MHB Solving the Spring Balance Problem: Work Done Stretching 5.0-12.2in

[thehsheepdog]

Hi all,

I could use some assistance with the following problem.

"The spring of a spring balance is 5.0in. long when there is no weight on the balance, and it is 9.6in. long with 8.0 lb hung from the balance. How much work is done stretching it from 5.0in to 12.2in?"

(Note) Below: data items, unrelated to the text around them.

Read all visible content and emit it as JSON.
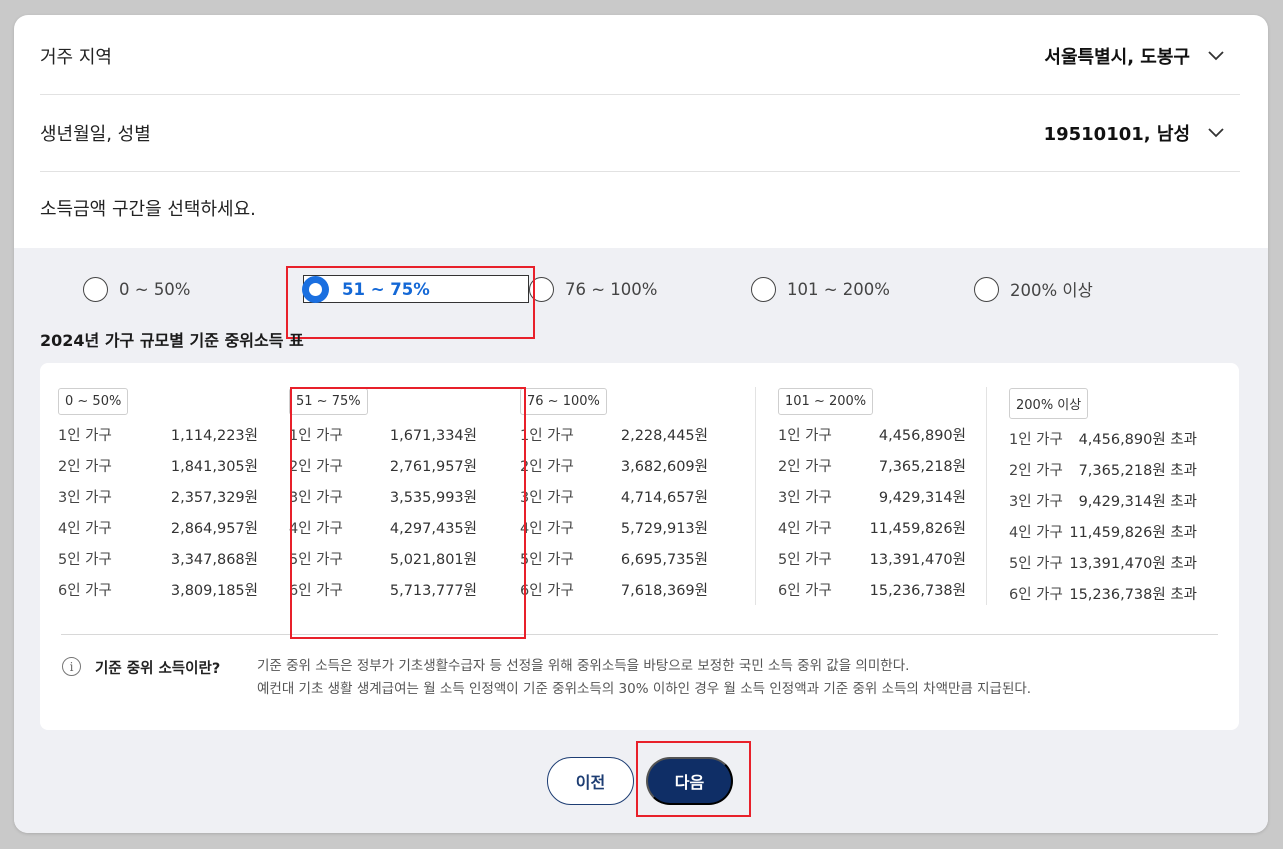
{
  "region": {
    "label": "거주 지역",
    "value": "서울특별시, 도봉구"
  },
  "birth": {
    "label": "생년월일, 성별",
    "value": "19510101, 남성"
  },
  "question": "소득금액 구간을 선택하세요.",
  "options": [
    {
      "label": "0 ~ 50%",
      "selected": false
    },
    {
      "label": "51 ~ 75%",
      "selected": true
    },
    {
      "label": "76 ~ 100%",
      "selected": false
    },
    {
      "label": "101 ~ 200%",
      "selected": false
    },
    {
      "label": "200% 이상",
      "selected": false
    }
  ],
  "table_title": "2024년 가구 규모별 기준 중위소득 표",
  "columns": [
    {
      "tag": "0 ~ 50%",
      "rows": [
        {
          "k": "1인 가구",
          "v": "1,114,223원"
        },
        {
          "k": "2인 가구",
          "v": "1,841,305원"
        },
        {
          "k": "3인 가구",
          "v": "2,357,329원"
        },
        {
          "k": "4인 가구",
          "v": "2,864,957원"
        },
        {
          "k": "5인 가구",
          "v": "3,347,868원"
        },
        {
          "k": "6인 가구",
          "v": "3,809,185원"
        }
      ]
    },
    {
      "tag": "51 ~ 75%",
      "rows": [
        {
          "k": "1인 가구",
          "v": "1,671,334원"
        },
        {
          "k": "2인 가구",
          "v": "2,761,957원"
        },
        {
          "k": "3인 가구",
          "v": "3,535,993원"
        },
        {
          "k": "4인 가구",
          "v": "4,297,435원"
        },
        {
          "k": "5인 가구",
          "v": "5,021,801원"
        },
        {
          "k": "6인 가구",
          "v": "5,713,777원"
        }
      ]
    },
    {
      "tag": "76 ~ 100%",
      "rows": [
        {
          "k": "1인 가구",
          "v": "2,228,445원"
        },
        {
          "k": "2인 가구",
          "v": "3,682,609원"
        },
        {
          "k": "3인 가구",
          "v": "4,714,657원"
        },
        {
          "k": "4인 가구",
          "v": "5,729,913원"
        },
        {
          "k": "5인 가구",
          "v": "6,695,735원"
        },
        {
          "k": "6인 가구",
          "v": "7,618,369원"
        }
      ]
    },
    {
      "tag": "101 ~ 200%",
      "rows": [
        {
          "k": "1인 가구",
          "v": "4,456,890원"
        },
        {
          "k": "2인 가구",
          "v": "7,365,218원"
        },
        {
          "k": "3인 가구",
          "v": "9,429,314원"
        },
        {
          "k": "4인 가구",
          "v": "11,459,826원"
        },
        {
          "k": "5인 가구",
          "v": "13,391,470원"
        },
        {
          "k": "6인 가구",
          "v": "15,236,738원"
        }
      ]
    },
    {
      "tag": "200% 이상",
      "rows": [
        {
          "k": "1인 가구",
          "v": "4,456,890원 초과"
        },
        {
          "k": "2인 가구",
          "v": "7,365,218원 초과"
        },
        {
          "k": "3인 가구",
          "v": "9,429,314원 초과"
        },
        {
          "k": "4인 가구",
          "v": "11,459,826원 초과"
        },
        {
          "k": "5인 가구",
          "v": "13,391,470원 초과"
        },
        {
          "k": "6인 가구",
          "v": "15,236,738원 초과"
        }
      ]
    }
  ],
  "info": {
    "icon": "i",
    "title": "기준 중위 소득이란?",
    "line1": "기준 중위 소득은 정부가 기초생활수급자 등 선정을 위해 중위소득을 바탕으로 보정한 국민 소득 중위 값을 의미한다.",
    "line2": "예컨대 기초 생활 생계급여는 월 소득 인정액이 기준 중위소득의 30% 이하인 경우 월 소득 인정액과 기준 중위 소득의 차액만큼 지급된다."
  },
  "buttons": {
    "prev": "이전",
    "next": "다음"
  },
  "colors": {
    "accent": "#1a6fe0",
    "primary": "#0f2e66",
    "highlight": "#e8202a"
  }
}
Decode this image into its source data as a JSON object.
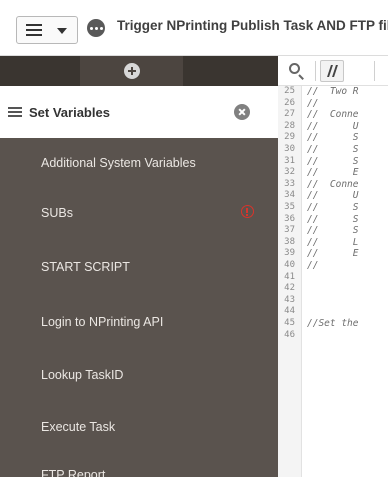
{
  "topbar": {
    "app_title": "Trigger NPrinting Publish Task AND FTP file"
  },
  "sidebar": {
    "active_section": "Set Variables",
    "items": [
      {
        "label": "Additional System Variables",
        "warning": false
      },
      {
        "label": "SUBs",
        "warning": true
      },
      {
        "label": "START SCRIPT",
        "warning": false
      },
      {
        "label": "Login to NPrinting API",
        "warning": false
      },
      {
        "label": "Lookup TaskID",
        "warning": false
      },
      {
        "label": "Execute Task",
        "warning": false
      },
      {
        "label": "FTP Report",
        "warning": false
      }
    ]
  },
  "editor": {
    "lines": [
      {
        "n": "25",
        "text": "//  Two R"
      },
      {
        "n": "26",
        "text": "//"
      },
      {
        "n": "27",
        "text": "//  Conne"
      },
      {
        "n": "28",
        "text": "//      U"
      },
      {
        "n": "29",
        "text": "//      S"
      },
      {
        "n": "30",
        "text": "//      S"
      },
      {
        "n": "31",
        "text": "//      S"
      },
      {
        "n": "32",
        "text": "//      E"
      },
      {
        "n": "33",
        "text": "//  Conne"
      },
      {
        "n": "34",
        "text": "//      U"
      },
      {
        "n": "35",
        "text": "//      S"
      },
      {
        "n": "36",
        "text": "//      S"
      },
      {
        "n": "37",
        "text": "//      S"
      },
      {
        "n": "38",
        "text": "//      L"
      },
      {
        "n": "39",
        "text": "//      E"
      },
      {
        "n": "40",
        "text": "//"
      },
      {
        "n": "41",
        "text": ""
      },
      {
        "n": "42",
        "text": ""
      },
      {
        "n": "43",
        "text": ""
      },
      {
        "n": "44",
        "text": ""
      },
      {
        "n": "45",
        "text": "//Set the"
      },
      {
        "n": "46",
        "text": ""
      }
    ]
  },
  "colors": {
    "sidebar_bg": "#5a534e",
    "sidebar_header_bg": "#3a3530",
    "warning": "#d9342b"
  }
}
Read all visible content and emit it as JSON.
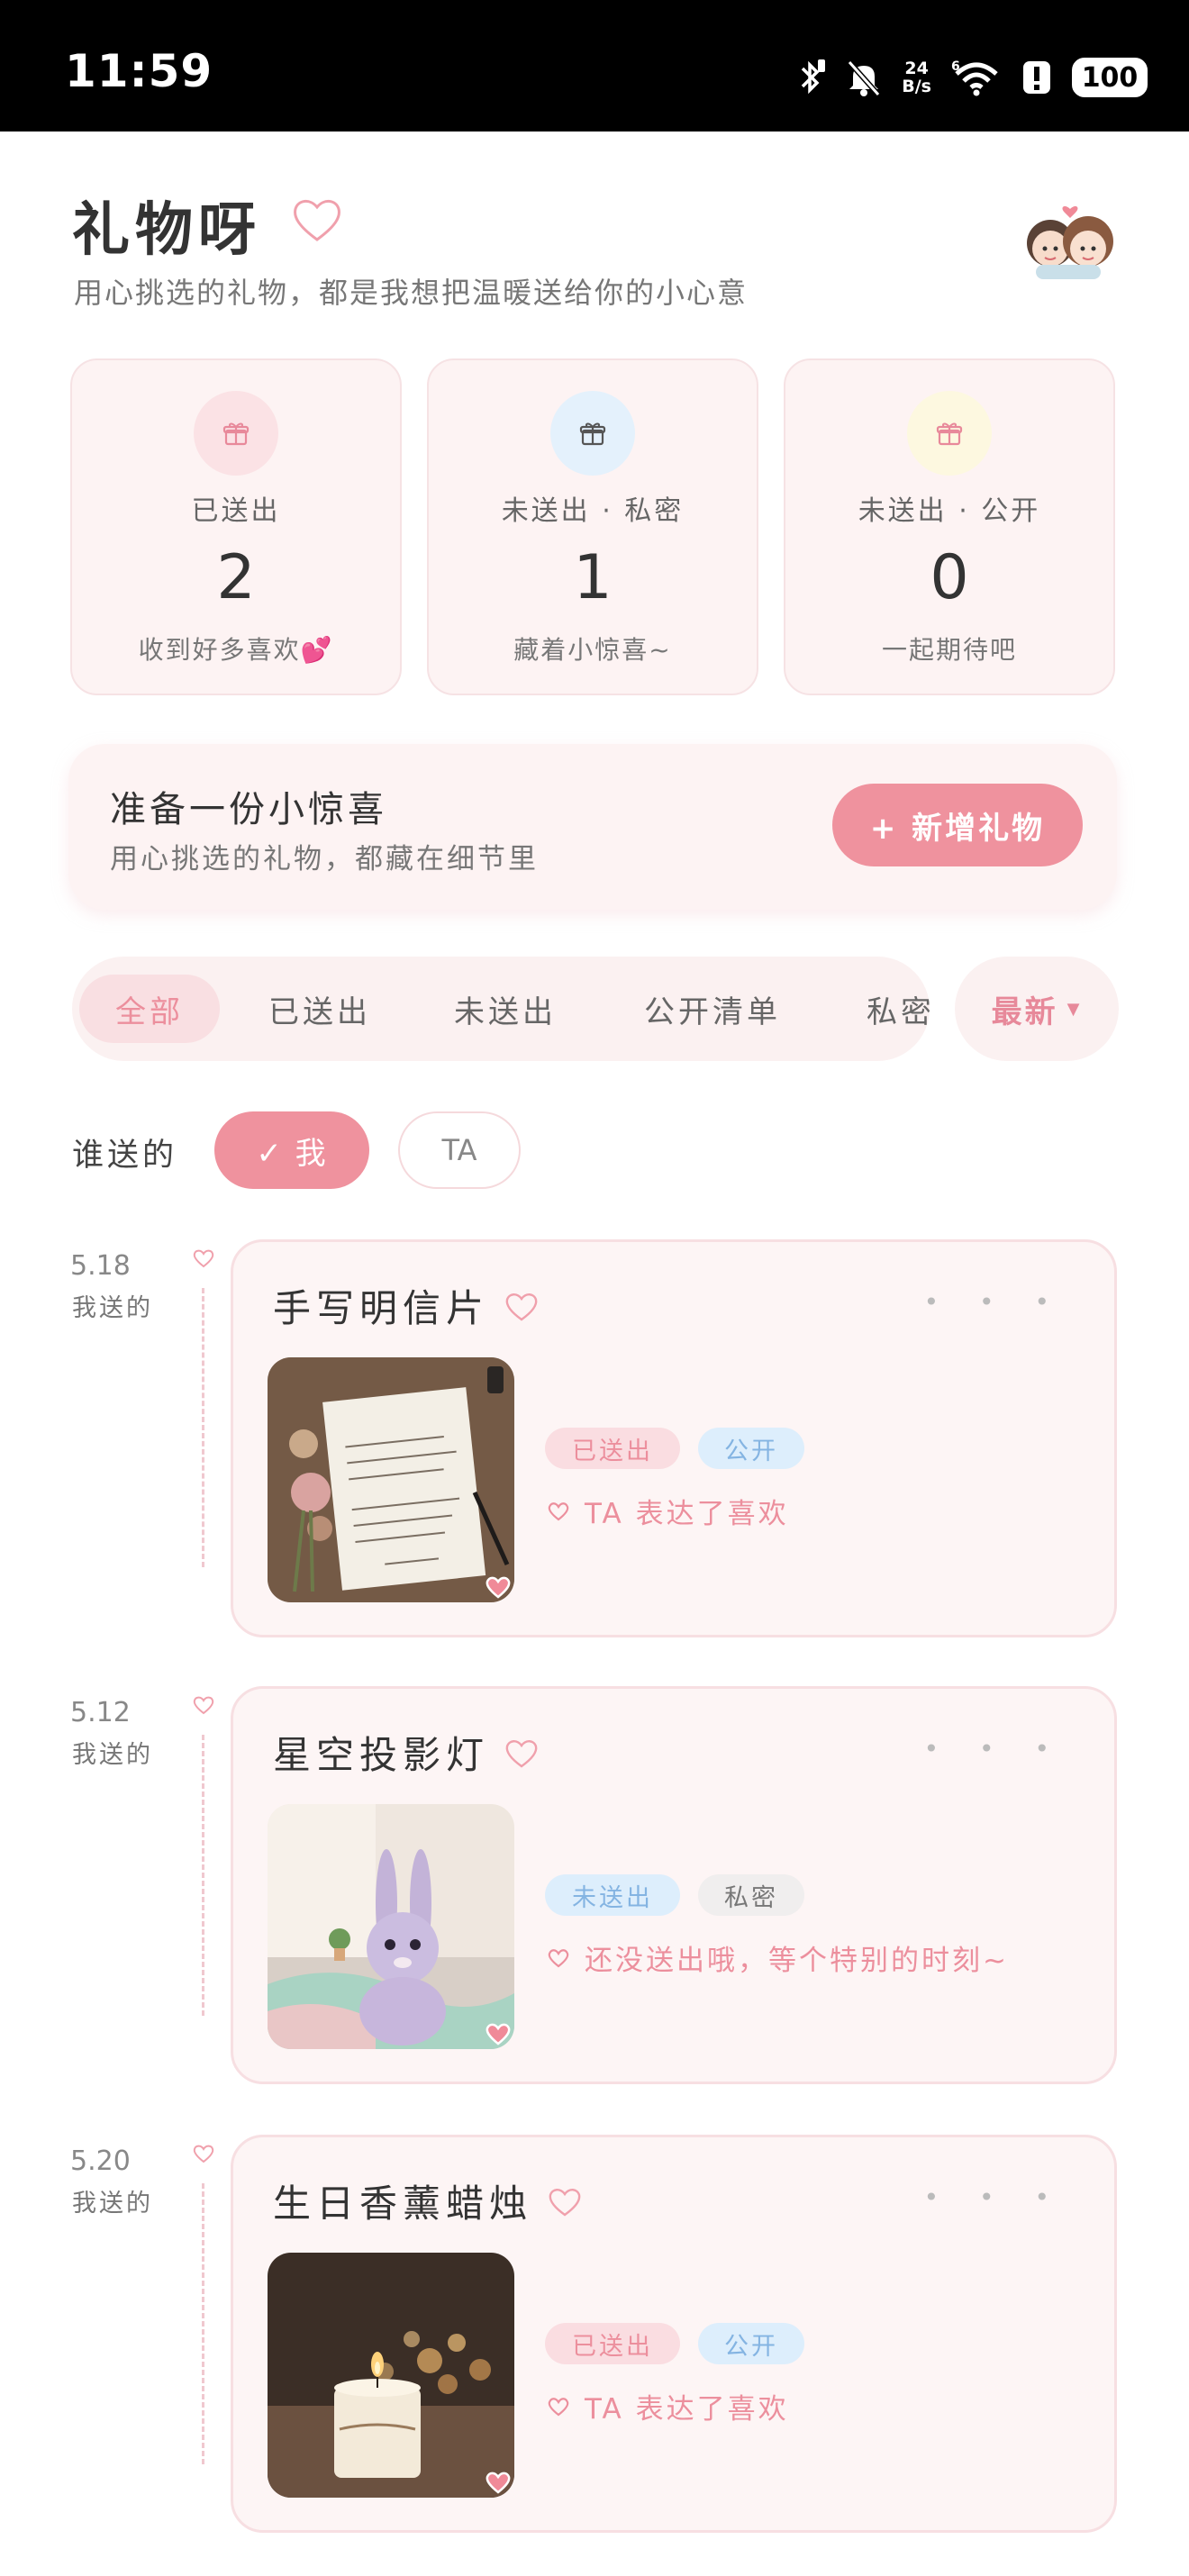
{
  "status_bar": {
    "time": "11:59",
    "network_speed_top": "24",
    "network_speed_bottom": "B/s",
    "network_type": "6",
    "battery": "100",
    "icons": [
      "bluetooth-icon",
      "mute-icon",
      "wifi-icon",
      "alert-icon",
      "battery-icon"
    ]
  },
  "header": {
    "title": "礼物呀",
    "subtitle": "用心挑选的礼物，都是我想把温暖送给你的小心意",
    "icons": [
      "heart-outline-icon",
      "couple-avatar"
    ]
  },
  "stats": [
    {
      "label": "已送出",
      "value": "2",
      "caption": "收到好多喜欢💕",
      "icon": "gift-icon",
      "icon_bg": "#fbe2e5"
    },
    {
      "label": "未送出 · 私密",
      "value": "1",
      "caption": "藏着小惊喜~",
      "icon": "gift-icon",
      "icon_bg": "#e4f1fc"
    },
    {
      "label": "未送出 · 公开",
      "value": "0",
      "caption": "一起期待吧",
      "icon": "gift-icon",
      "icon_bg": "#fdf8e0"
    }
  ],
  "promo": {
    "heading": "准备一份小惊喜",
    "subheading": "用心挑选的礼物，都藏在细节里",
    "button_label": "+ 新增礼物"
  },
  "tabs": {
    "items": [
      "全部",
      "已送出",
      "未送出",
      "公开清单",
      "私密"
    ],
    "active_index": 0
  },
  "sort": {
    "label": "最新",
    "icon": "caret-down-icon"
  },
  "who_filter": {
    "label": "谁送的",
    "options": [
      "✓ 我",
      "TA"
    ],
    "selected_index": 0
  },
  "gifts": [
    {
      "date": "5.18",
      "giver": "我送的",
      "name": "手写明信片",
      "tags": [
        "已送出",
        "公开"
      ],
      "note": "TA 表达了喜欢",
      "image": "handwritten-postcard-photo"
    },
    {
      "date": "5.12",
      "giver": "我送的",
      "name": "星空投影灯",
      "tags": [
        "未送出",
        "私密"
      ],
      "note": "还没送出哦，等个特别的时刻~",
      "image": "bunny-plush-photo"
    },
    {
      "date": "5.20",
      "giver": "我送的",
      "name": "生日香薰蜡烛",
      "tags": [
        "已送出",
        "公开"
      ],
      "note": "TA 表达了喜欢",
      "image": "aroma-candle-photo"
    }
  ],
  "colors": {
    "accent": "#ef929e",
    "card_bg": "#fdf3f3",
    "sent_tag": "#fadde1",
    "public_tag": "#ddeefc"
  }
}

So far, I know to take the constant by solving for K:

$$9.6=8.0k$$ which $$=1.2$$

Then, I know that this problem needs to be integrated from 5.0 to 12.2 inches

$$\int_5^{12.2}$$

And this is where I am stumped. I don't know if I am integrating the constant (K) or something else?Thank you for your help.

 

[topsquark]

Hi all,

I could use some assistance with the following problem.

"The spring of a spring balance is 5.0in. long when there is no weight on the balance, and it is 9.6in. long with 8.0 lb hung from the balance. How much work is done stretching it from 5.0in to 12.2in?"

So far, I know to take the constant by solving for K:

$$9.6=8.0k$$ which $$=1.2$$

Then, I know that this problem needs to be integrated from 5.0 to 12.2 inches

$$\int_5^{12.2}$$

And this is where I am stumped. I don't know if I am integrating the constant (K) or something else?Thank you for your help.

Work done by a variable force is given by
[math]\int \textbf{F} \cdot d \textbf{s}[/math]

In this case [math]\textbf{F} = -k \textbf{x}[/math], where the positive direction is defined in the direction of the compression of the spring. Since you are stretching the spring F is in the direction of the compression and x is in the direction of the stretch, [math]\textbf{F} \cdot d \textbf{s}[/math] is always positive. So:
[math]W = \int_{5}^{12.2} -k \textbf{x} \cdot d \textbf{x} = k \int_5^{12.2}x~dx[/math]

[math]W = \left . \frac{1}{2}kx^2 \middle | _{5}^{12.2} \right .[/math]

-Dan